The number π (/paɪ/; spelled out as "pi") is a mathematical constant that is the ratio of a circle's circumference to its diameter, 
approximately equal to 3.14159. The number π appears in many formulae across mathematics and physics. It is an irrational number, meaning 
that it cannot be expressed exactly as a ratio of two integers, although fractions such as 22/7 are commonly used to approximate it. 
Consequently, its decimal representation never ends, nor enters a permanently repeating pattern. It is a transcendental number, meaning 
that it cannot be a solution of an equation involving only finite sums, products, powers, and integers. The transcendence of π implies 
that it is impossible to solve the ancient challenge of squaring the circle with a compass and straightedge. The decimal digits of π 
appear to be randomly distributed,[a] but no proof of this conjecture has been found.

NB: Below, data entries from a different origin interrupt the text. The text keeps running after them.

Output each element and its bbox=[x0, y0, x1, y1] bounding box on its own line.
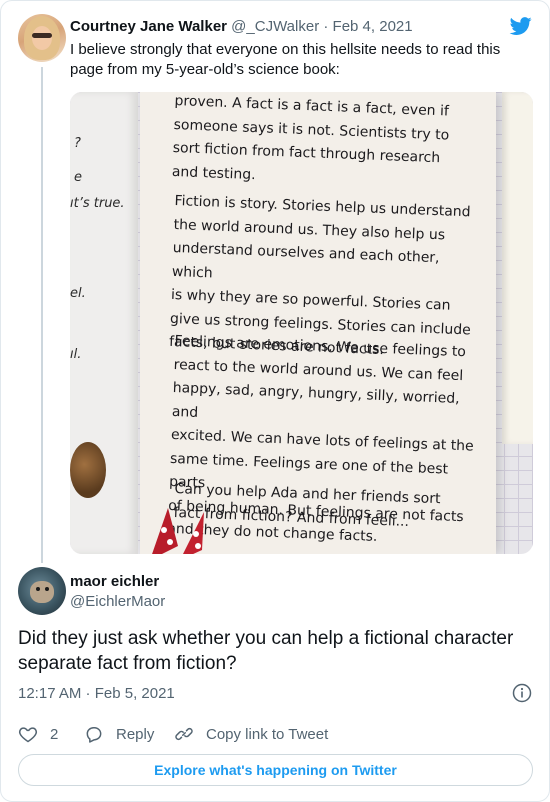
parent-author-handle[interactable]: @_CJWalker bbox=[231, 18, 319, 35]
parent-author-avatar[interactable] bbox=[18, 14, 66, 62]
left-page-fragment: el. bbox=[70, 286, 86, 301]
main-tweet-text: Did they just ask whether you can help a… bbox=[18, 628, 514, 674]
thread-connector-line bbox=[41, 67, 43, 563]
right-book-edge bbox=[502, 92, 533, 444]
left-page-fragment: ıt’s true. bbox=[70, 196, 125, 211]
heart-icon bbox=[18, 727, 38, 743]
left-page-fragment: ıl. bbox=[70, 347, 82, 362]
left-page-fragment: e bbox=[74, 170, 82, 185]
info-icon[interactable] bbox=[512, 683, 532, 703]
reply-label: Reply bbox=[116, 725, 155, 743]
main-author-avatar[interactable] bbox=[18, 567, 66, 615]
like-button[interactable]: 2 bbox=[18, 723, 58, 745]
tweet-photo[interactable]: ? e ıt’s true. el. ıl. proven. A fact is… bbox=[70, 92, 533, 554]
book-paragraph: proven. A fact is a fact is a fact, even… bbox=[171, 92, 450, 183]
parent-tweet-text: I believe strongly that everyone on this… bbox=[70, 41, 501, 78]
tweet-timestamp[interactable]: 12:17 AM · Feb 5, 2021 bbox=[18, 684, 175, 703]
decorative-ball bbox=[70, 442, 106, 498]
main-author-name[interactable]: maor eichler bbox=[70, 572, 159, 591]
parent-tweet-header: Courtney Jane Walker @_CJWalker · Feb 4,… bbox=[70, 17, 413, 36]
meta-separator: · bbox=[319, 18, 333, 35]
copy-link-button[interactable]: Copy link to Tweet bbox=[174, 723, 328, 745]
main-author-handle[interactable]: @EichlerMaor bbox=[70, 592, 165, 611]
like-count: 2 bbox=[50, 725, 59, 743]
tweet-actions-bar: 2 Reply Copy link to Tweet bbox=[18, 723, 534, 745]
decorative-flower-illustration bbox=[152, 508, 204, 554]
left-page-fragment: ? bbox=[74, 136, 81, 151]
link-icon bbox=[175, 727, 193, 741]
reply-button[interactable]: Reply bbox=[84, 723, 154, 745]
parent-author-name[interactable]: Courtney Jane Walker bbox=[70, 18, 227, 35]
parent-tweet-date[interactable]: Feb 4, 2021 bbox=[333, 18, 413, 35]
twitter-bird-icon[interactable] bbox=[509, 15, 533, 37]
explore-twitter-button[interactable]: Explore what's happening on Twitter bbox=[18, 754, 533, 786]
reply-bubble-icon bbox=[86, 727, 102, 743]
embedded-tweet-card: Courtney Jane Walker @_CJWalker · Feb 4,… bbox=[0, 0, 550, 802]
copy-link-label: Copy link to Tweet bbox=[206, 725, 329, 743]
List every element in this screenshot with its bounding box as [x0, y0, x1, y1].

For thousands of years, mathematicians have attempted to extend their understanding of π, sometimes by computing its value to a high 
degree of accuracy. Ancient civilizations, including the Egyptians and Babylonians, required fairly accurate approximations of π for 
practical computations. Around 250 BC, the Greek mathematician Archimedes created an algorithm to approximate π with arbitrary accuracy. 

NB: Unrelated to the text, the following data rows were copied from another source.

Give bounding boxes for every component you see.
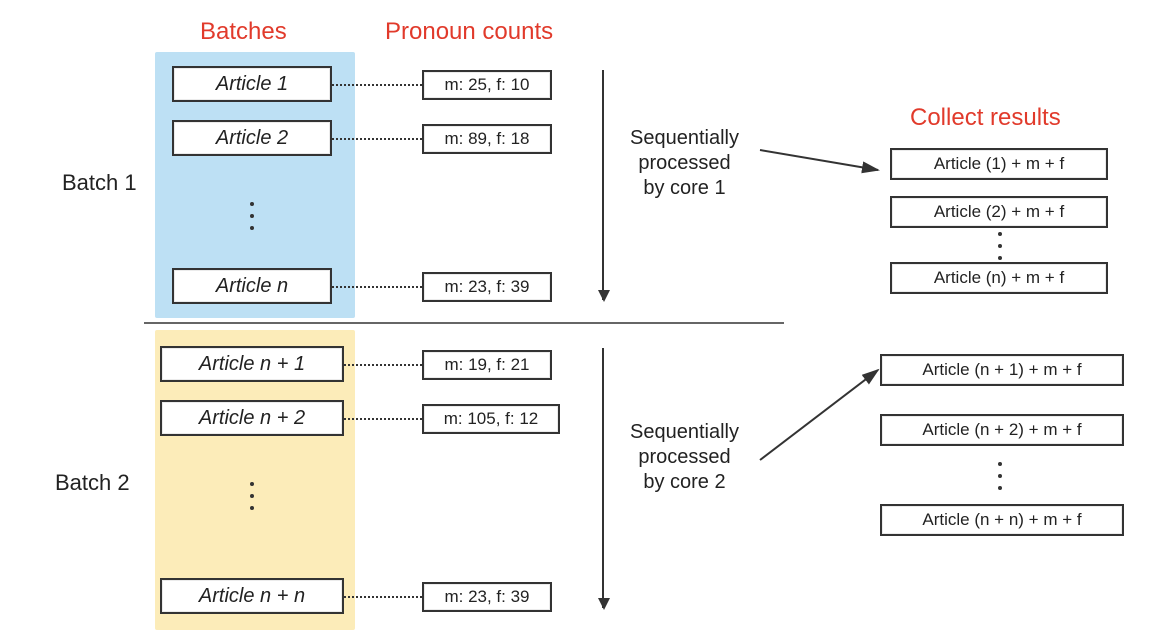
article-box: Article n + n bbox=[160, 578, 344, 614]
heading-batches: Batches bbox=[200, 18, 287, 46]
heading-pronoun-counts: Pronoun counts bbox=[385, 18, 553, 46]
annotation-sequential-2: Sequentially processed by core 2 bbox=[630, 420, 739, 495]
annotation-line: processed bbox=[630, 445, 739, 470]
article-box: Article n + 2 bbox=[160, 400, 344, 436]
result-box: Article (1) + m + f bbox=[890, 148, 1108, 180]
ellipsis-icon bbox=[998, 244, 1002, 248]
article-box: Article 1 bbox=[172, 66, 332, 102]
annotation-line: Sequentially bbox=[630, 126, 739, 151]
annotation-line: processed bbox=[630, 151, 739, 176]
heading-collect-results: Collect results bbox=[910, 104, 1061, 132]
article-box: Article n + 1 bbox=[160, 346, 344, 382]
arrow-right-icon bbox=[760, 140, 890, 200]
annotation-line: by core 2 bbox=[630, 470, 739, 495]
count-box: m: 19, f: 21 bbox=[422, 350, 552, 380]
count-box: m: 89, f: 18 bbox=[422, 124, 552, 154]
count-box: m: 23, f: 39 bbox=[422, 582, 552, 612]
annotation-line: by core 1 bbox=[630, 176, 739, 201]
ellipsis-icon bbox=[250, 494, 254, 498]
divider-line bbox=[144, 322, 784, 324]
annotation-line: Sequentially bbox=[630, 420, 739, 445]
dotted-connector bbox=[344, 596, 422, 598]
arrow-right-icon bbox=[760, 360, 890, 470]
result-box: Article (2) + m + f bbox=[890, 196, 1108, 228]
article-box: Article 2 bbox=[172, 120, 332, 156]
result-box: Article (n + 2) + m + f bbox=[880, 414, 1124, 446]
ellipsis-icon bbox=[998, 474, 1002, 478]
count-box: m: 23, f: 39 bbox=[422, 272, 552, 302]
dotted-connector bbox=[332, 84, 422, 86]
count-box: m: 105, f: 12 bbox=[422, 404, 560, 434]
ellipsis-icon bbox=[250, 214, 254, 218]
dotted-connector bbox=[344, 418, 422, 420]
result-box: Article (n + 1) + m + f bbox=[880, 354, 1124, 386]
annotation-sequential-1: Sequentially processed by core 1 bbox=[630, 126, 739, 201]
dotted-connector bbox=[332, 286, 422, 288]
article-box: Article n bbox=[172, 268, 332, 304]
arrow-down-icon bbox=[602, 70, 604, 300]
result-box: Article (n + n) + m + f bbox=[880, 504, 1124, 536]
dotted-connector bbox=[332, 138, 422, 140]
dotted-connector bbox=[344, 364, 422, 366]
diagram-canvas: Batches Pronoun counts Collect results B… bbox=[0, 0, 1155, 641]
count-box: m: 25, f: 10 bbox=[422, 70, 552, 100]
result-box: Article (n) + m + f bbox=[890, 262, 1108, 294]
label-batch-2: Batch 2 bbox=[55, 470, 130, 496]
arrow-down-icon bbox=[602, 348, 604, 608]
label-batch-1: Batch 1 bbox=[62, 170, 137, 196]
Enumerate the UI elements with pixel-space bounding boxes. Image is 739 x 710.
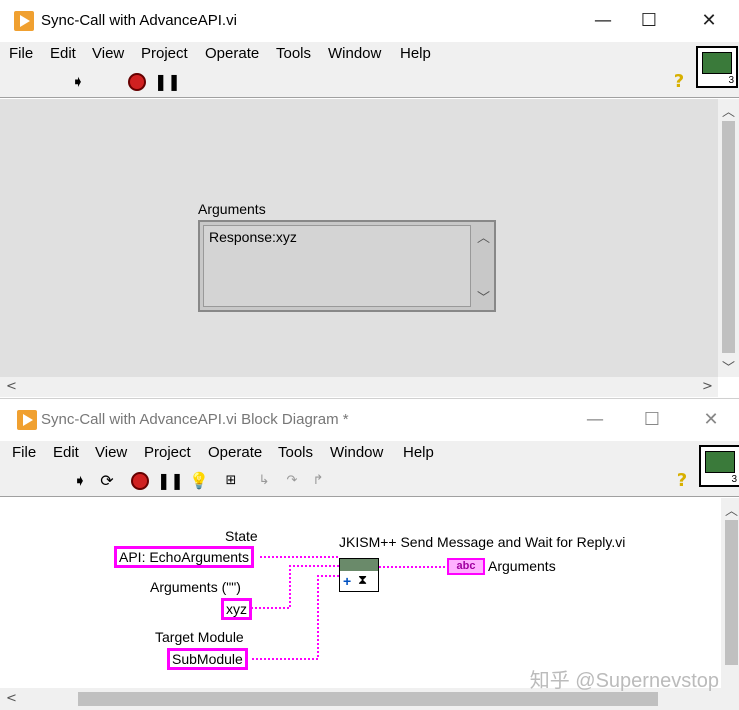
- abort-icon[interactable]: [128, 73, 146, 91]
- menu-file[interactable]: File: [9, 45, 33, 62]
- menu-view[interactable]: View: [95, 444, 127, 461]
- arguments-indicator-label: Arguments: [488, 558, 556, 574]
- vi-icon[interactable]: 3: [696, 46, 738, 88]
- title-bar[interactable]: Sync-Call with AdvanceAPI.vi Block Diagr…: [0, 399, 739, 441]
- target-module-label: Target Module: [155, 629, 244, 645]
- send-message-subvi[interactable]: + ⧗: [339, 558, 379, 592]
- menu-operate[interactable]: Operate: [208, 444, 262, 461]
- menu-edit[interactable]: Edit: [53, 444, 79, 461]
- menu-window[interactable]: Window: [330, 444, 383, 461]
- pause-icon[interactable]: ❚❚: [157, 472, 184, 490]
- menu-project[interactable]: Project: [141, 45, 188, 62]
- vi-icon[interactable]: 3: [699, 445, 739, 487]
- step-over-icon[interactable]: ↷: [280, 472, 304, 490]
- string-scrollbar[interactable]: ︿ ﹀: [472, 225, 492, 307]
- subvi-label: JKISM++ Send Message and Wait for Reply.…: [339, 534, 626, 550]
- menu-bar: File Edit View Project Operate Tools Win…: [0, 441, 739, 465]
- abort-icon[interactable]: [131, 472, 149, 490]
- run-arrow-icon[interactable]: ➧: [66, 73, 90, 91]
- menu-file[interactable]: File: [12, 444, 36, 461]
- fp-vertical-scrollbar[interactable]: ︿ ﹀: [718, 99, 739, 377]
- state-constant[interactable]: API: EchoArguments: [114, 546, 254, 568]
- menu-help[interactable]: Help: [403, 444, 434, 461]
- scroll-down-icon[interactable]: ﹀: [477, 287, 490, 306]
- scroll-up-icon[interactable]: ︿: [477, 227, 490, 246]
- scroll-up-icon[interactable]: ︿: [725, 500, 738, 519]
- block-diagram-canvas[interactable]: [0, 498, 721, 688]
- menu-tools[interactable]: Tools: [276, 45, 311, 62]
- menu-edit[interactable]: Edit: [50, 45, 76, 62]
- menu-view[interactable]: View: [92, 45, 124, 62]
- minimize-button[interactable]: —: [580, 6, 626, 36]
- connector-number: 3: [728, 75, 734, 86]
- run-continuously-icon[interactable]: ⟳: [96, 472, 118, 490]
- block-diagram-window: Sync-Call with AdvanceAPI.vi Block Diagr…: [0, 398, 739, 710]
- close-button[interactable]: ✕: [688, 405, 734, 435]
- menu-project[interactable]: Project: [144, 444, 191, 461]
- scroll-left-icon[interactable]: <: [6, 379, 17, 394]
- window-title: Sync-Call with AdvanceAPI.vi: [41, 12, 237, 29]
- scroll-down-icon[interactable]: ﹀: [722, 357, 735, 376]
- maximize-button[interactable]: ☐: [629, 405, 675, 435]
- pause-icon[interactable]: ❚❚: [154, 73, 181, 91]
- toolbar: ➧ ⟳ ❚❚ 💡 ⊞ ↳ ↷ ↱ ?: [0, 465, 739, 497]
- arguments-value: Response:xyz: [209, 229, 297, 245]
- string-display[interactable]: Response:xyz: [203, 225, 471, 307]
- menu-tools[interactable]: Tools: [278, 444, 313, 461]
- step-out-icon[interactable]: ↱: [306, 472, 330, 490]
- retain-wire-values-icon[interactable]: ⊞: [219, 472, 243, 490]
- scroll-right-icon[interactable]: >: [702, 379, 713, 394]
- menu-operate[interactable]: Operate: [205, 45, 259, 62]
- run-arrow-icon[interactable]: ➧: [68, 472, 92, 490]
- vi-icon-graphic: [702, 52, 732, 74]
- toolbar: ➧ ❚❚ ?: [0, 66, 739, 98]
- menu-window[interactable]: Window: [328, 45, 381, 62]
- window-title: Sync-Call with AdvanceAPI.vi Block Diagr…: [41, 411, 349, 428]
- arguments-indicator-terminal[interactable]: abc: [447, 558, 485, 575]
- help-icon[interactable]: ?: [673, 472, 691, 490]
- scroll-thumb[interactable]: [725, 520, 738, 665]
- connector-number: 3: [731, 474, 737, 485]
- scroll-up-icon[interactable]: ︿: [722, 101, 735, 120]
- fp-horizontal-scrollbar[interactable]: < >: [0, 377, 718, 397]
- step-into-icon[interactable]: ↳: [252, 472, 276, 490]
- menu-bar: File Edit View Project Operate Tools Win…: [0, 42, 739, 66]
- hourglass-icon: ⧗: [358, 572, 368, 587]
- target-module-constant[interactable]: SubModule: [167, 648, 248, 670]
- front-panel-window: Sync-Call with AdvanceAPI.vi — ☐ ✕ File …: [0, 0, 739, 398]
- scroll-thumb[interactable]: [78, 692, 658, 706]
- arguments-constant-label: Arguments (""): [150, 579, 241, 595]
- scroll-left-icon[interactable]: <: [6, 691, 17, 706]
- arguments-constant[interactable]: xyz: [221, 598, 252, 620]
- scroll-thumb[interactable]: [722, 121, 735, 353]
- close-button[interactable]: ✕: [686, 6, 732, 36]
- arguments-string-indicator[interactable]: Response:xyz ︿ ﹀: [198, 220, 496, 312]
- labview-icon: [14, 11, 34, 31]
- watermark: 知乎 @Supernevstop: [529, 670, 719, 692]
- minimize-button[interactable]: —: [572, 405, 618, 435]
- help-icon[interactable]: ?: [670, 73, 688, 91]
- maximize-button[interactable]: ☐: [626, 6, 672, 36]
- menu-help[interactable]: Help: [400, 45, 431, 62]
- state-label: State: [225, 528, 258, 544]
- plus-icon: +: [343, 573, 352, 589]
- vi-icon-graphic: [705, 451, 735, 473]
- title-bar[interactable]: Sync-Call with AdvanceAPI.vi — ☐ ✕: [0, 0, 739, 42]
- labview-icon: [17, 410, 37, 430]
- subvi-header: [340, 559, 378, 571]
- arguments-label: Arguments: [198, 201, 266, 217]
- bd-vertical-scrollbar[interactable]: ︿: [721, 498, 739, 688]
- highlight-execution-icon[interactable]: 💡: [189, 472, 209, 490]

In the 5th century AD, Chinese mathematicians approximated π to seven digits, while Indian mathematicians made a five-digit approximation, 
both using geometrical techniques. The first computational formula for π, based on infinite series, was discovered a millennium later. 
The earliest known use of the Greek letter π to represent the ratio of a circle's circumference to its diameter was by the Welsh 
mathematician William Jones in 1706.